Although COVID-19 is a respiratory illness that is not spread by mosquitoes, mosquito-borne diseases like dengue are still a threat during the pandemic that could increase the demand for healthcare services.
As part of its mission, COPA — a collaboration among Ponce Health Sciences University (PHSU), the Puerto Rico Vector Control Unit (the Unit) and the Centers for Disease Control and Prevention (CDC) – empowers communities to contribute to the control of mosquitoes and the viruses they spread.
“With the COPA project, we visit thousands of homes each year to obtain detailed information about their conditions, health problems, and mosquito protection measures they take,” said Vanessa Rivera-Amill, chief investigator of the COPA Project, PHSU.
“We also get blood samples that let us know if there have been infections, even when people have not had symptoms,” she said.
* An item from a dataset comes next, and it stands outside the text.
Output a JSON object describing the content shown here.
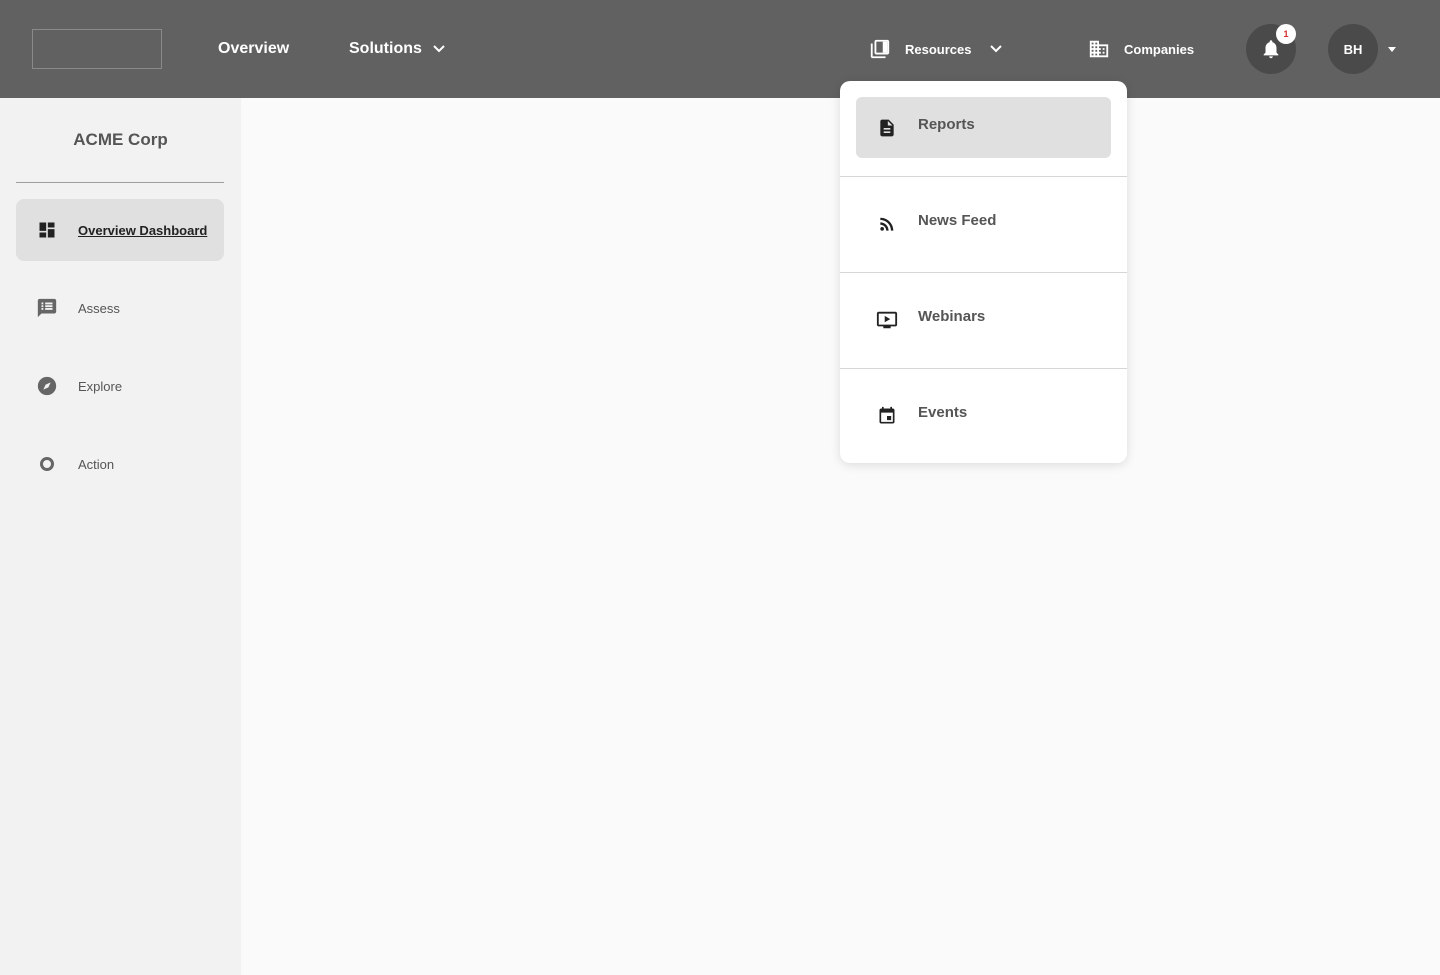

“COPA is a project planned to continue for several years, and we’re committed to working together with the communities in Ponce to prevent dengue,” she said, encouraging people to visit its Facebook page, @ProyectoCOPA, for more information.
Since it was established in 2017 and as part of the COPA Project, the Unit has placed mosquito traps to collect detailed information about Aedes aegypti mosquitoes in communities.
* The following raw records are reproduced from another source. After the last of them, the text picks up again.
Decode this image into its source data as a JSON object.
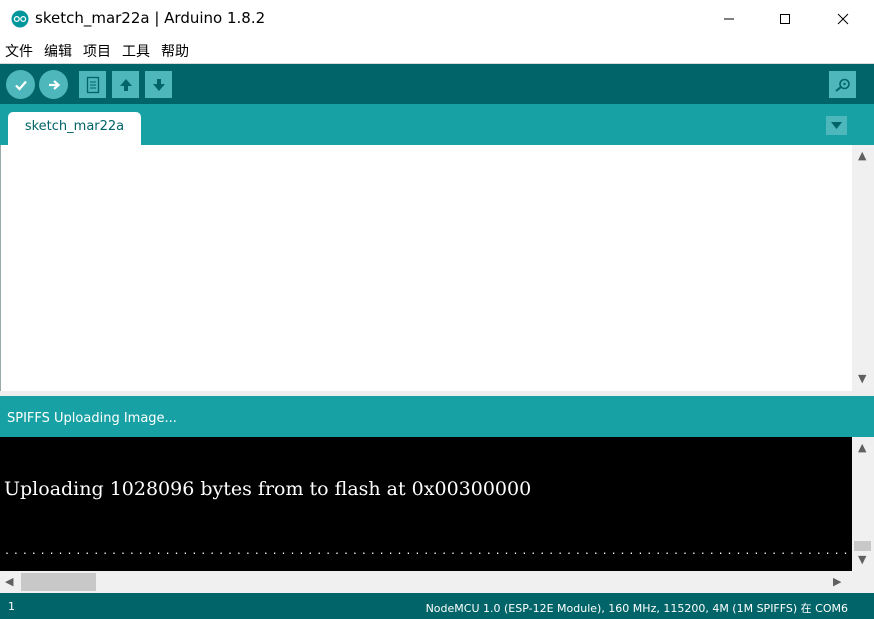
{
  "window": {
    "title": "sketch_mar22a | Arduino 1.8.2",
    "icons": {
      "app": "arduino-logo-icon",
      "minimize": "minimize-icon",
      "maximize": "maximize-icon",
      "close": "close-icon"
    }
  },
  "menu": {
    "items": [
      {
        "label": "文件"
      },
      {
        "label": "编辑"
      },
      {
        "label": "项目"
      },
      {
        "label": "工具"
      },
      {
        "label": "帮助"
      }
    ]
  },
  "toolbar": {
    "buttons": [
      {
        "name": "verify",
        "icon": "checkmark-icon"
      },
      {
        "name": "upload",
        "icon": "right-arrow-icon"
      },
      {
        "name": "new",
        "icon": "new-file-icon"
      },
      {
        "name": "open",
        "icon": "open-up-arrow-icon"
      },
      {
        "name": "save",
        "icon": "save-down-arrow-icon"
      },
      {
        "name": "serial-monitor",
        "icon": "magnifier-icon"
      }
    ]
  },
  "tabs": {
    "items": [
      {
        "label": "sketch_mar22a"
      }
    ],
    "menu_icon": "triangle-down-icon"
  },
  "editor": {
    "content": ""
  },
  "status": {
    "message": "SPIFFS Uploading Image..."
  },
  "console": {
    "line": "Uploading 1028096 bytes from to flash at 0x00300000",
    "progress_dots": "......................................................................................................................."
  },
  "footer": {
    "line_number": "1",
    "board_info": "NodeMCU 1.0 (ESP-12E Module), 160 MHz, 115200, 4M (1M SPIFFS) 在 COM6"
  },
  "colors": {
    "toolbar_bg": "#006468",
    "tab_strip_bg": "#17a1a5",
    "button_bg": "#4db7bb",
    "console_bg": "#000000",
    "console_text": "#ffffff"
  }
}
Every year, COPA staff visits participant’s homes to collect blood samples, to check for dengue, chikungunya, or Zika, and to invite them to take part in the fight against these diseases.
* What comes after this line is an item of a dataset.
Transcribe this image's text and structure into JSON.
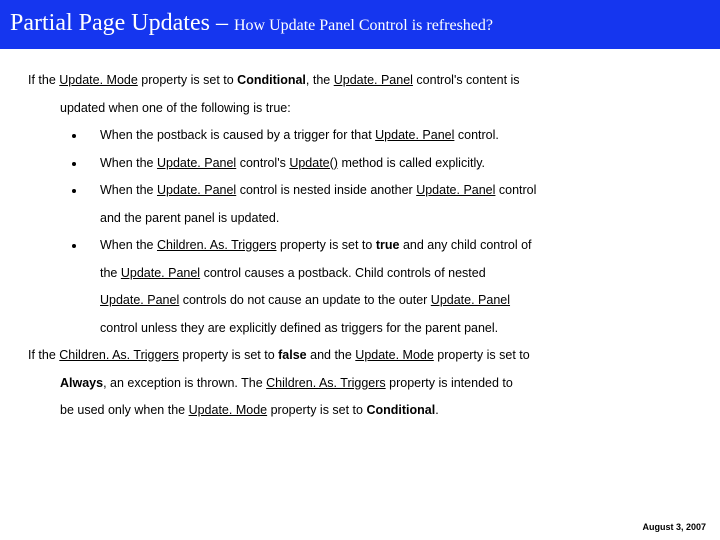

“The Unit has been consistently communicating that the Aedes aegypti mosquito is an urban mosquito that breeds around our homes,” said Marianyoly Ortiz, associate director of the Unit.
“We’re on alert regarding the current public health situation that keeps us in our homes where we are more exposed to bites from the Aedes aegypti mosquito and to possible infection with a virus spread by this vector,” Ortiz said.
“We’re especially concerned about high-risk sectors, such as Ponce and neighboring towns. These areas have high numbers of mosquitoes and are still recovering from the earthquakes at the beginning of the year,” she added. “The Unit remains firm in its commitment to guide and educate people to adopt best practices to reduce breeding sites and infections.”
Gabriela Paz-Bailey, epidemiology team leader of the CDC’s dengue division, said “dengue is a disease that can fill hospitals during an outbreak. There are no medicines to treat dengue and vaccines are not yet available for use in Puerto Rico.”
“The information collected through the COPA project will help us better understand mosquito-borne diseases and how to best to control mosquitoes, as well as inform people on how they can protect themselves,” she said.
COPA’s efforts help professionals determine when and where activities to control mosquito populations are needed before people start to get sick.